My new client wants me to write a paranormal romance novel. She's given me the spec--a brief description on the topic, similar to a dust jacket description; lengthy character descriptions; and about 37,000 words of writing. My job? To outline the rest of the book, see where it's going, and then finish it. Luckily enough, our writing styles are similar enough to be nearly indistinguishable, and I feel confident I can write a seamless middle and ending to her more-than-a-little-muddled beginning.

I love my new client. She's very writer-friendly. She can't pay me up front, but she can promise me a healthy cut of the royalties. 100% of them, to be exact. Yep, she plans to let me take it all--although I have to let her use her name as the author. Even better, she loves my work. I've just finished the outline, sent it to her, and received a response later today: "Oooh, BRILLIANT!! I especially loved the bit about the talking space unicorn!"

That's hyperbole, of course. There is no talking space unicorn. It's really more of a zebra, with antlers.

Okay, I have a confession: My new client is me. NaNo has come and gone, and while I didn't finish my book, I did get a healthy start. And I've also decided to do something a little different with my writing.
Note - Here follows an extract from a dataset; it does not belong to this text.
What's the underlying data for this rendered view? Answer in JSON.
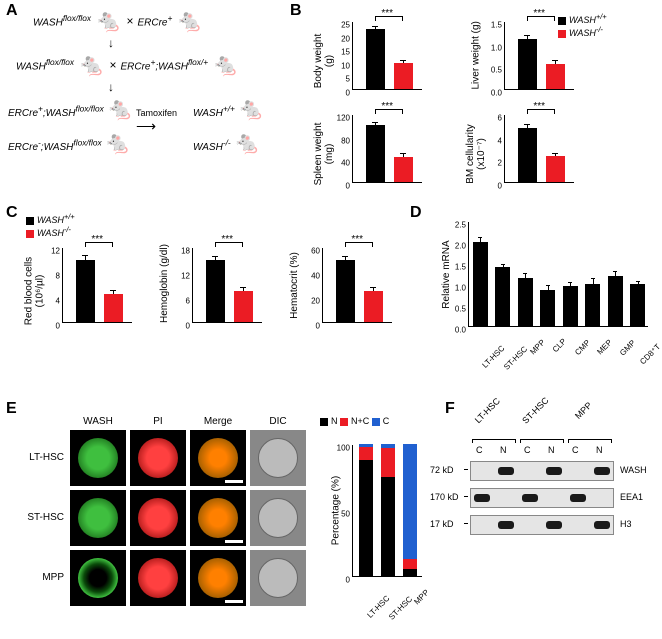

With NaNo, I struck off blindly, letting my fingers fly as fast as my imagination would take me. That's great for pure inspiration, but I'm slowly learning that it's not enough to sustain me through a whole book project. I keep getting lost. And when I get lost, I start over, thinking that if I only start in the right spot, I can finally make it to the end.

But here's the thing: I also write professionally. And I've easily written enough in the year and a half I've been in business to fill several books. With client projects, I'd never dream of setting off without a thorough understanding of exactly how I'd get there. So I've decided to do something a little different: instead of relying on sheer imagination and inspiration to get me to the end, I've decided to treat this book project as I would any other freelance writing project. I've written out a basic, 300-word teaser description (which I've found keeps me very focused), then constructed an outline. It's not the most exhaustive outline; I didn't write a detailed overview of each scene. Some areas are more fleshed-out than others. But now I know what will happen from beginning to end, and I'm hoping my inspiration and imagination will carry me through the areas that are not as detailed.

My new client is very lenient. She is allowing me free rein to finish this, as long as I follow the outline I've agreed on. She approves of my writing style and has a great deal of faith in me. The only thing is this: she is intolerant of missed deadlines. She insists I keep to a schedule of 2500 words per week. I can go over some weeks if I want, but I may not go under. That's fine with me; I never miss a deadline for any of my clients.

It's time to treat my creative writing as seriously as I take my freelancing. It's time to have a detailed plan and follow it, and not to skip my deadlines. Ever. For any reason. This may be the most important client I ever work for.

Wednesday, January 2, 2008

Writing Prompt Wednesday-- 2008!

Hi All,

Amazingly enough its 2008 (where did 2007 go?). So, in sticking with my new resolutions (my writing ones will be posted later) here is your writing prompt for today.

Clara looked down at her toes, sucked in her stomach, and sighed. She hated the sight of her long and bony toes, but not as much as the sight of her bloated stomach. She took her left foot off the scale and let her breath out. I've got to try better this year, she thought. I can't take another year of this.